Selective decontamination of the digestive tract in critical care: a teenage angst or coming of age issue?

Selective decontamination of the digestive tract (SDD) has been with us since the early days of our specialty, and in some ways it marks our progression and maturation. How we have dealt with SDD to date ranges from "thorn in our side" to "elephant in the room". With high quality multi-national studies underway, how we deal with these results will mark our final maturation to adulthood as a specialty.
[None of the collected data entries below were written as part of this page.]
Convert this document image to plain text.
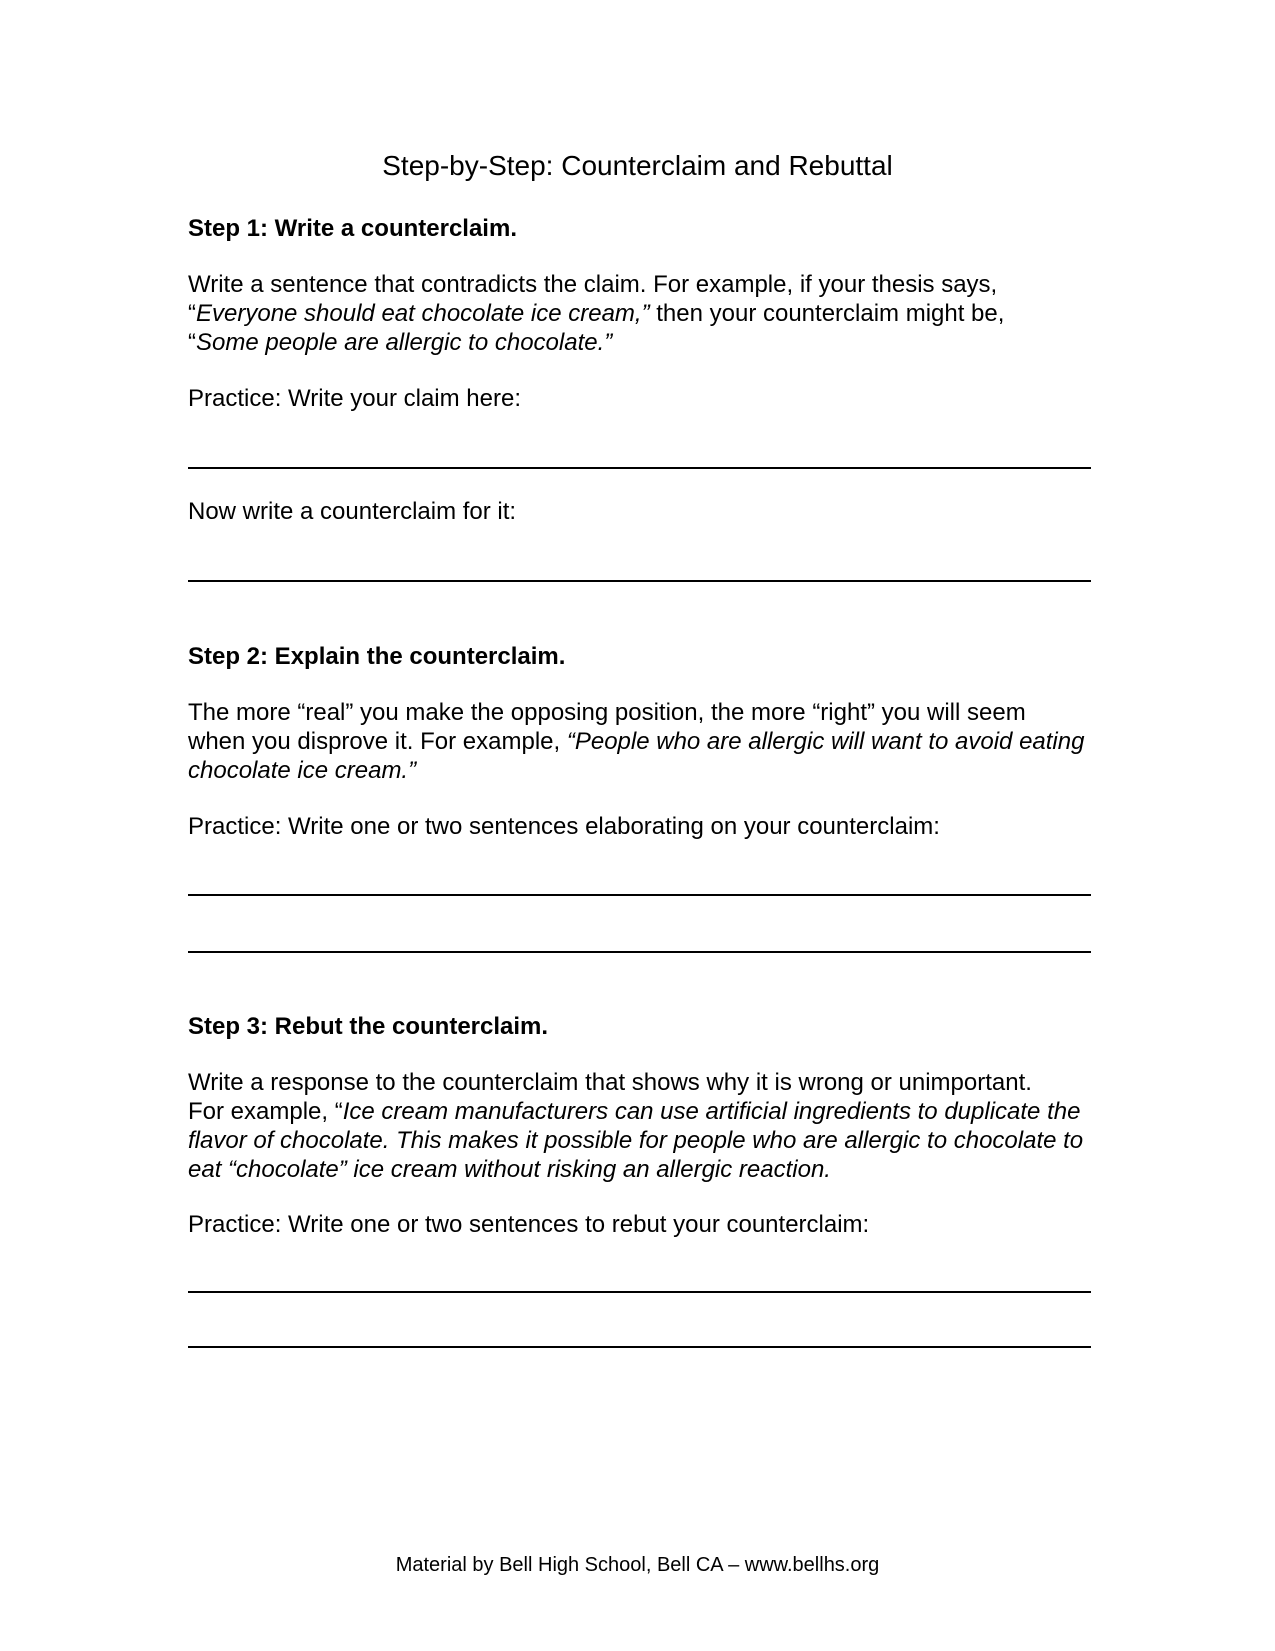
Step-by-Step: Counterclaim and Rebuttal
Step 1: Write a counterclaim.
Write a sentence that contradicts the claim. For example, if your thesis says,
“Everyone should eat chocolate ice cream,” then your counterclaim might be,
“Some people are allergic to chocolate.”
Practice: Write your claim here:
Now write a counterclaim for it:
Step 2: Explain the counterclaim.
The more “real” you make the opposing position, the more “right” you will seem
when you disprove it. For example, “People who are allergic will want to avoid eating chocolate ice cream.”
Practice: Write one or two sentences elaborating on your counterclaim:
Step 3: Rebut the counterclaim.
Write a response to the counterclaim that shows why it is wrong or unimportant.
For example, “Ice cream manufacturers can use artificial ingredients to duplicate the flavor of chocolate. This makes it possible for people who are allergic to chocolate to eat “chocolate” ice cream without risking an allergic reaction.
Practice: Write one or two sentences to rebut your counterclaim:
Material by Bell High School, Bell CA – www.bellhs.org
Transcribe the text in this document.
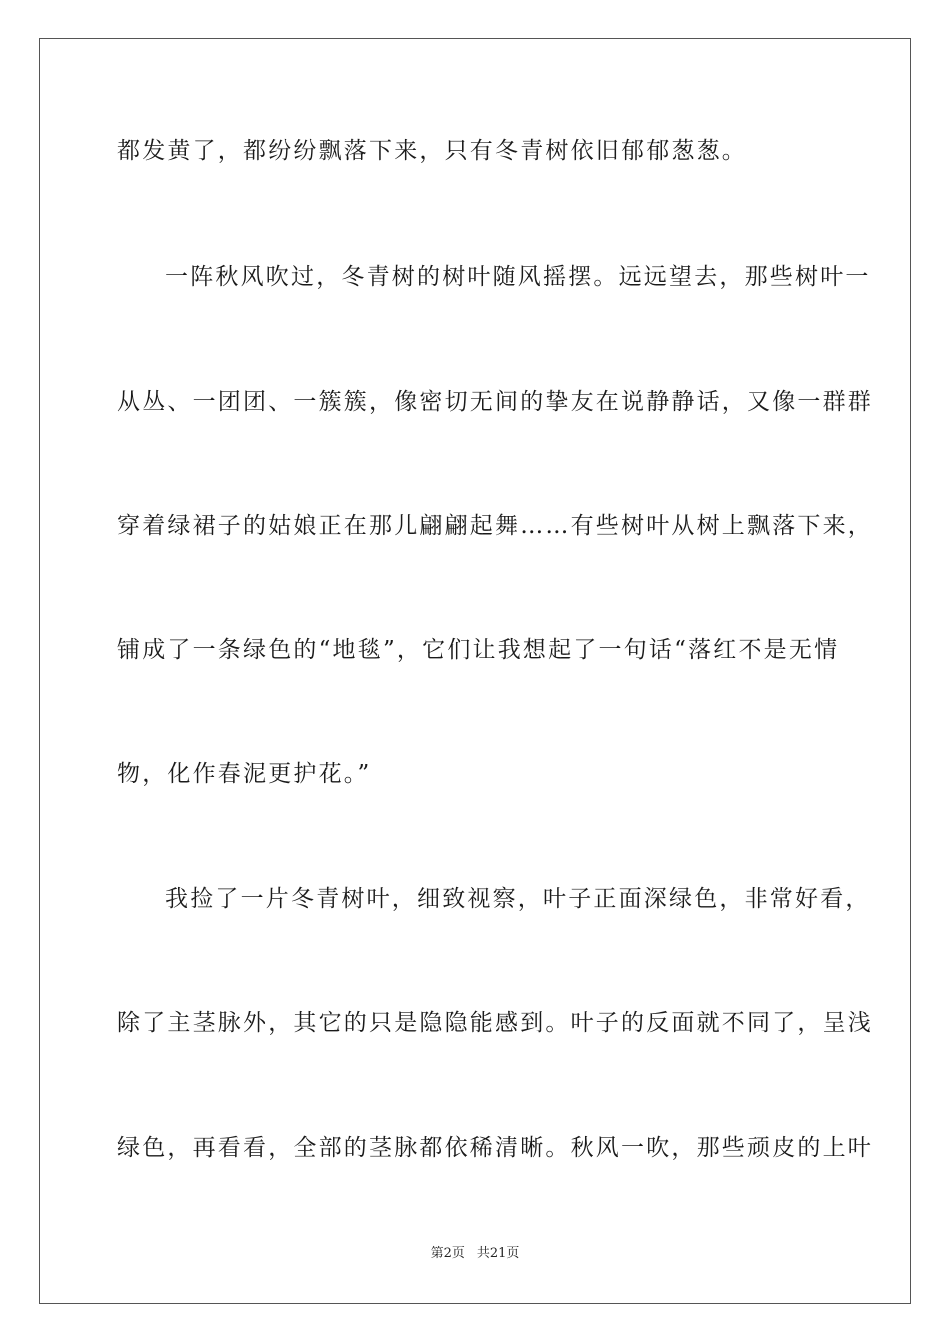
都发黄了，都纷纷飘落下来，只有冬青树依旧郁郁葱葱。
一阵秋风吹过，冬青树的树叶随风摇摆。远远望去，那些树叶一
从丛、一团团、一簇簇，像密切无间的挚友在说静静话，又像一群群
穿着绿裙子的姑娘正在那儿翩翩起舞……有些树叶从树上飘落下来，
铺成了一条绿色的“地毯”，它们让我想起了一句话“落红不是无情
物，化作春泥更护花。”
我捡了一片冬青树叶，细致视察，叶子正面深绿色，非常好看，
除了主茎脉外，其它的只是隐隐能感到。叶子的反面就不同了，呈浅
绿色，再看看，全部的茎脉都依稀清晰。秋风一吹，那些顽皮的上叶
第2页 共21页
It is said that that there are several ages of man: infancy, adolescence, coming of age, adulthood and senility or as Douglas Adams stated Survival, Inquiry and Sophistication, otherwise known as the How, Why and Where phases [1]. It could be suggested that the stages of man have their analogies for a medical specialty, and if this holds true, then intensive care medicine should surely be passing from its coming of age stage into adulthood at this time in its development. Since selective decontamination of the digestive tract (SDD) has been with us through all stages to date, perhaps how we deal with this issue is a litmus test of whether we have indeed reached adulthood as a profession.

Back in the 80s, when SDD first came to eminence (or was it notoriety), we were still an infant specialty. At this time, we correctly identified that sepsis was “our disease” and we needed to be better at both preventing and treating it to save more lives. This led to the suggestion that using topical antibiotics to selectively target Gram-negative aerobic bacteria in the gut (the cause of the majority of hospital-acquired infections at that time) could prevent sepsis; from this SDD was borne [2]. Since then there has been over 37 randomised controlled trials (RCTs) and 12 meta-analyses (more meta-analyses than many topic areas have individual RCTs) [3]. In brief, these meta-analyses suggest that an SDD regimen that includes an intra-venous antibiotic saves lives and prevents ventilator associated pneumonia (VAP) in the critically ill [3]. Further, meta-analysis of the (mostly inadequate) antibiotic resistance data arising from these RCTs suggests that SDD may have no effect, or potentially reduce antibiotic usage and antibiotic resistance rates [4]. Despite this, detailed surveys and studies of barriers to implementation show that a large number of centres around the world have neither implemented SDD into their practice nor intend to do so [5]. The reasons quoted for this stance ranged from considered and reasonable (“I am concerned about antibiotic resistance”) to extra-scientific (“there is no supportive evidence” and “in order to adopt SDD in my unit someone would have to assassinate me”), with extra-scientific in this context clearly being a gentle euphemism for biased [6].

So why does SDD bring about such strong reactions amongst our profession and why has there been so little implementation of this strategy into our practices? There is no question that rising antibiotic resistance rates now threaten our ability to treat infections with antibiotics. There is also little doubt that, despite the large number of RCTs in this field, the age and spectrum of methodological quality of these RCTs makes the strength of evidence less than conclusive [3]. Further, with the implementation of various strategies to reduce infectious complications in critical care, the contemporary relevance of this evidence base may also be in doubt. If these were the reasons by which we had conscientiously and considerately declined to implement SDD into our practice, we would be largely justified; but there is more to this story. The evidence would suggest that our biases towards SDD may have clouded our judgement [6]. We could argue that we are a conservative specialty that appropriately awaits rigorous evidence before considering clinical implementation; and that would be laudable if it were true. However, as a profession we have implemented other treatments with far less supportive evidence, including the widespread implementation of steroids in septic shock after a small RCT of moderate quality [7, 8]; the promotion and implementation of chlorhexidine mouthwash for VAP in general critical care populations by various governmental and non-governmental bodies despite a weak to moderate evidence base coming mostly from trials in cardiac surgery patients [9]; the promotion and widespread implementation of tight glycaemic control despite the evidence coming from one single centre RCT of moderate quality [10]. All of these areas were succeeded by higher quality evidence that demonstrated that these treatments were either harmful or at least non-beneficial [11-13]. Not so conservative, it would seem!

So, returning to our analogy, these examples seem to show the teenage angst of our profession as we struggle to deal with developing, and at times contradictory, evidence bases. Going forward we need to deal with evolving evidence bases in a more considered fashion, including a more considered approach to guideline development and more conservative and rigorous implementation strategies. Coming back to SDD, large, high-quality, multi-national trials are currently underway testing the role of SDD in preventing deaths from sepsis whilst also studying the trade-off effects of SDD on antibiotic resistance [14, 15]. It does seem reasonable to hold any further implementation of SDD whilst these trials are completed.

Conclusion

How we deal with the ultimate results of these SDD studies will act as the litmus test of whether we, as a specialty, have come of age.